The Caleta Hotel, also known as Caleta Palace Hotel, was a four star hotel in the British Overseas Territory of Gibraltar. It was located at Catalan Bay on the east coast of the territory overlooking the Mediterranean Sea. It owed its name to La Caleta (Catalan for "Small Cove"), the traditional name given from the Spanish period to Catalan Bay and the fishing village located in its shore. The Caleta Hotel carried guest rooms and suites.

The hotel received Gibraltar's Leading Hotel Award on four occasions, from 2009 to 2012, at the World Travel Awards.

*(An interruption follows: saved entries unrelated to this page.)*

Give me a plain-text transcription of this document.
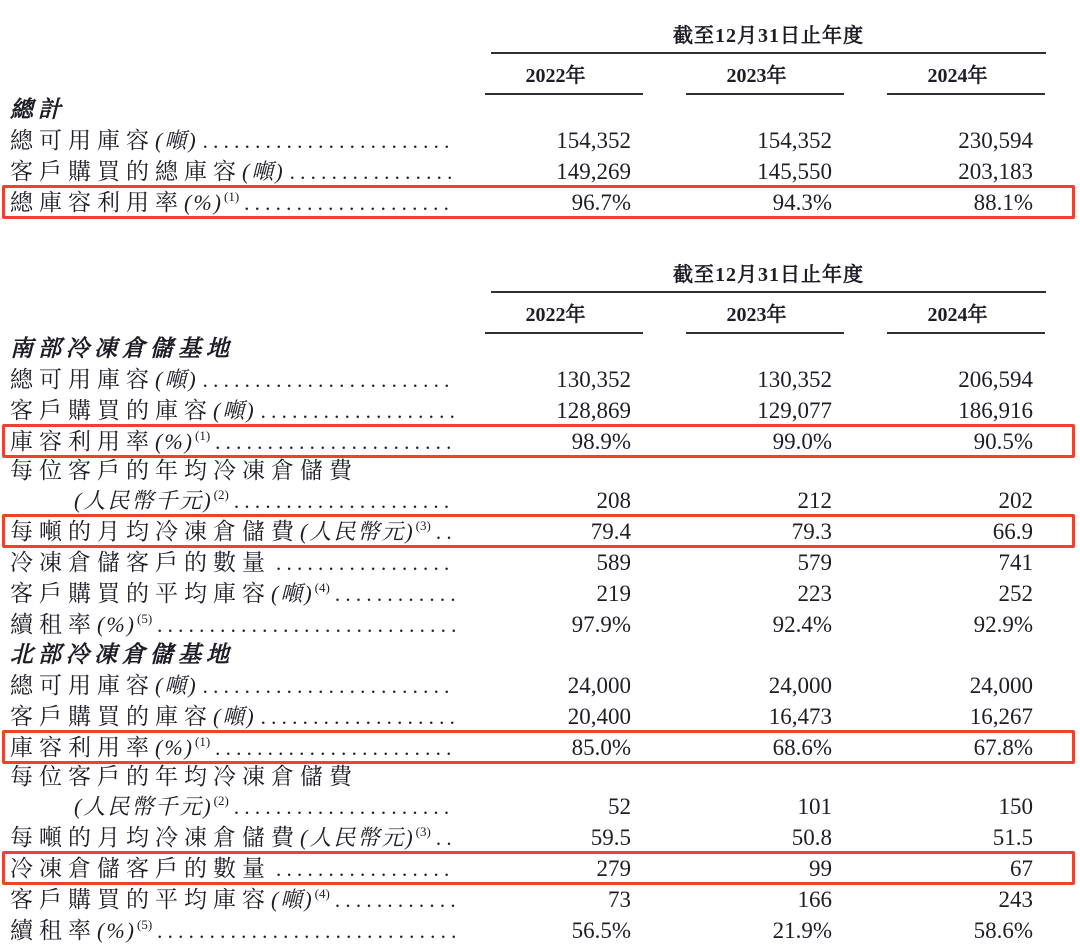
截至12月31日止年度
2022年	2023年	2024年
總計
總可用庫容 (噸) . . .	154,352	154,352	230,594
客戶購買的總庫容 (噸) . . .	149,269	145,550	203,183
總庫容利用率 (%) (1) . . .	96.7%	94.3%	88.1%
截至12月31日止年度
2022年	2023年	2024年
南部冷凍倉儲基地
總可用庫容 (噸) . . .	130,352	130,352	206,594
客戶購買的庫容 (噸) . . .	128,869	129,077	186,916
庫容利用率 (%) (1) . . .	98.9%	99.0%	90.5%
每位客戶的年均冷凍倉儲費
(人民幣千元) (2) . . .	208	212	202
每噸的月均冷凍倉儲費 (人民幣元) (3) . . .	79.4	79.3	66.9
冷凍倉儲客戶的數量 . . .	589	579	741
客戶購買的平均庫容 (噸) (4) . . .	219	223	252
續租率 (%) (5) . . .	97.9%	92.4%	92.9%
北部冷凍倉儲基地
總可用庫容 (噸) . . .	24,000	24,000	24,000
客戶購買的庫容 (噸) . . .	20,400	16,473	16,267
庫容利用率 (%) (1) . . .	85.0%	68.6%	67.8%
每位客戶的年均冷凍倉儲費
(人民幣千元) (2) . . .	52	101	150
每噸的月均冷凍倉儲費 (人民幣元) (3) . . .	59.5	50.8	51.5
冷凍倉儲客戶的數量 . . .	279	99	67
客戶購買的平均庫容 (噸) (4) . . .	73	166	243
續租率 (%) (5) . . .	56.5%	21.9%	58.6%
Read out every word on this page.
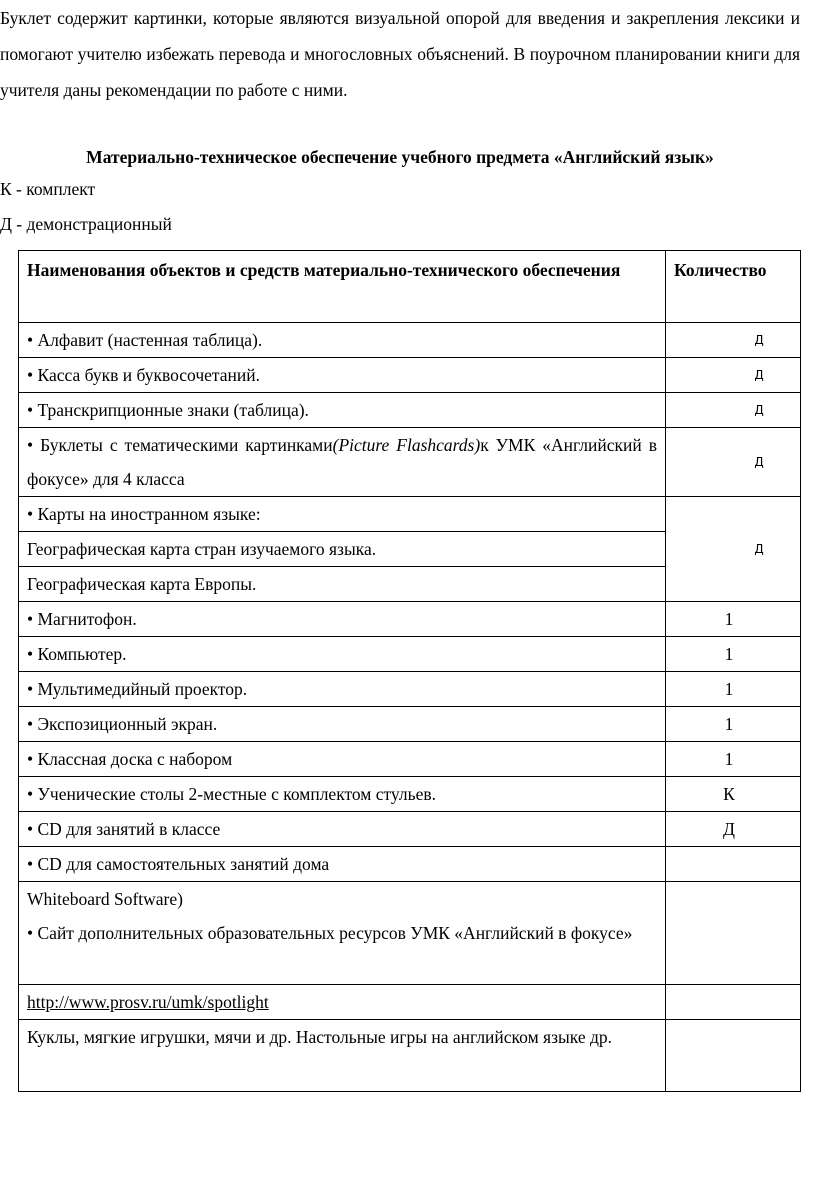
Буклет содержит картинки, которые являются визуальной опорой для введения и закрепления лексики и помогают учителю избежать перевода и многословных объяснений. В поурочном планировании книги для учителя даны рекомендации по работе с ними.
Материально-техническое обеспечение учебного предмета «Английский язык»
К - комплект
Д - демонстрационный
Наименования объектов и средств материально-технического обеспечения	Количество
• Алфавит (настенная таблица).	Д
• Касса букв и буквосочетаний.	Д
• Транскрипционные знаки (таблица).	Д
• Буклеты с тематическими картинками(Picture Flashcards)к УМК «Английский в фокусе» для 4 класса	Д
• Карты на иностранном языке:	Д
Географическая карта стран изучаемого языка.	
Географическая карта Европы.	
• Магнитофон.	1
• Компьютер.	1
• Мультимедийный проектор.	1
• Экспозиционный экран.	1
• Классная доска с набором	1
• Ученические столы 2-местные с комплектом стульев.	К
• CD для занятий в классе	Д
• CD для самостоятельных занятий дома	

Whiteboard Software)
• Сайт дополнительных образовательных ресурсов УМК «Английский в фокусе»	

http://www.prosv.ru/umk/spotlight	
Куклы, мягкие игрушки, мячи и др. Настольные игры на английском языке др.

In 2021 the hotel was closed permanently, and demolished in 2022.

==Location==
The Caleta Palace Hotel was in Gibraltar, the British Overseas Territory at the southern end of the Iberian Peninsula. It was located at Catalan Bay, a small bay and fishing village, on the eastern side of The Rock. Catalan Bay is located separate from Gibraltar's main town and overlooks the Mediterranean Sea.

==History==
The hotel was built in 1964 and received funds from the Government of Gibraltar in 1972 under its Hotel Development Aid Programme to increase the total beds capacity of hotel by over 100.

==Amenities==
The hotel operated one Italian restaurant and had guest rooms and suites. Nunos Italian Restaurant received two rosettes by The Automobile Association. The Caleta Hotel earned the Gibraltar's Leading Hotel Award consecutively from 2009 to 2012. The award is presented at the World Travel Awards, an annual award ceremony which acknowledges and rewards across all sectors of the tourism industry. The award was previously won by The Rock Hotel from 2004 to 2008.

The hotel also had a spa, outdoor grill, business centre and café.